Der Inhaber eines Internetanschlusses in einer Wohngemeinschaft haftet nicht grundsätzlich für eine über diesen Anschluss begangene Urheberrechtsverletzung, wenn er ausreichend darlegen kann (sekundäre Darlegungslast), dass die streitgegenständliche Verletzungshandlung auch durch einen ehemaligen Mitbewohner begangen worden sein könnte. Darauf hat das Landgericht Flensburg am 23.02.2016 in einem Berufungsverfahren hingewiesen (Az.: 8 S 48/15).

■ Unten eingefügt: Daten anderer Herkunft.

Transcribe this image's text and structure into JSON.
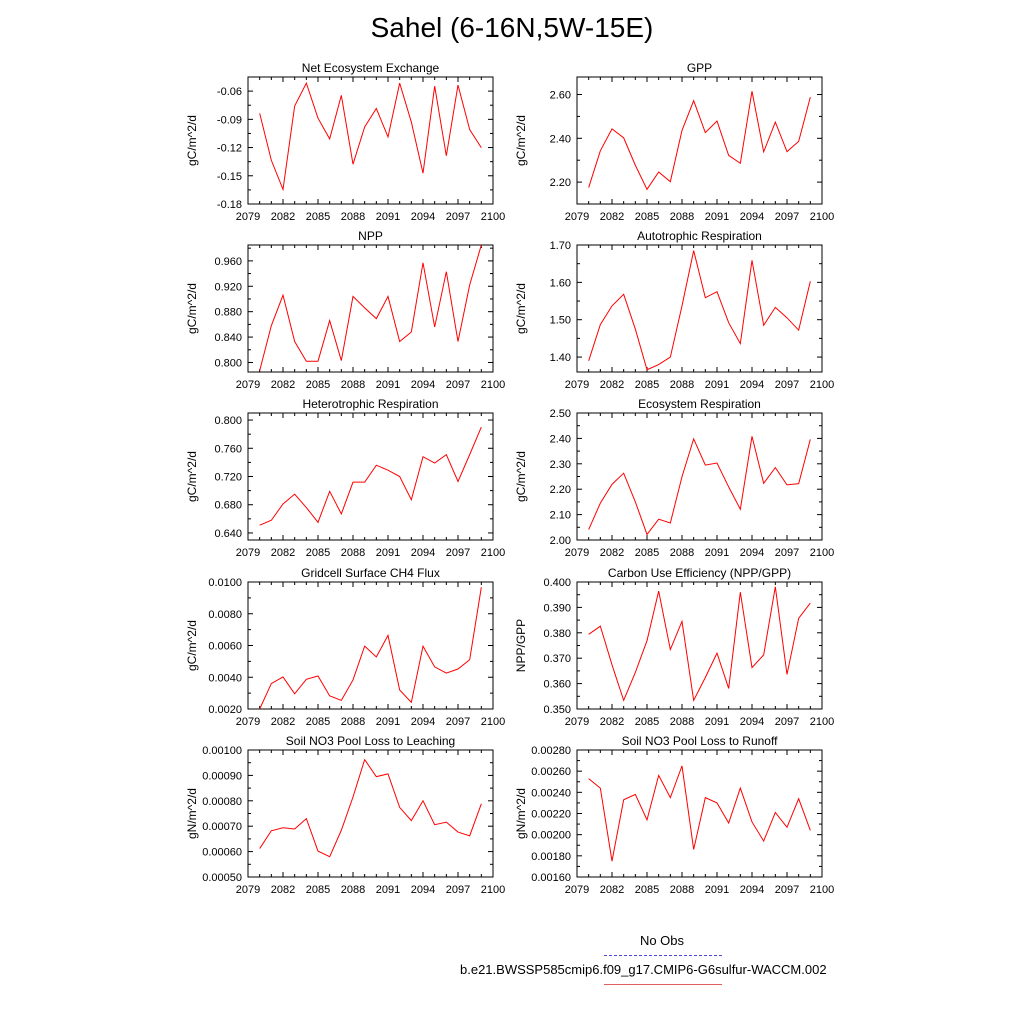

Sachverhalt zur Entscheidung des LG Flensburg Filesharing in WG

Der Inhaber des Internetanschlusses (Beklagte) lebt in einer Wohngemeinschaft und wurde abgemahnt, auf einer einschlägigen Onlineplattform den Film „The Iceman“ im Rahmen des Filesharings zur Verfügung gestellt zu haben. Der Beklagte kam einer der Abmahnung beiliegenden Zahlungsaufforderung jedoch nicht nach. So beauftragte die Rechteinhaberin des entsprechenden Films eine Kanzlei, die Schadensersatz in Höhe von 500,00Euro gerichtlich geltend machte. Vor dem Amtsgericht Kiel konnte der Anschlussinhaber in der Vorinstanz glaubhaft darlegen, dass nicht er selbst, sondern ein ehemaliger Mitbewohner in der Wohngemeinschaft, den Film online zur Verfügung gestellt hatte. Nach der dort vertretenen Ansicht habe der Beklagte hierdurch seine sogenannte sekundäre Darlegungspflicht erfüllt.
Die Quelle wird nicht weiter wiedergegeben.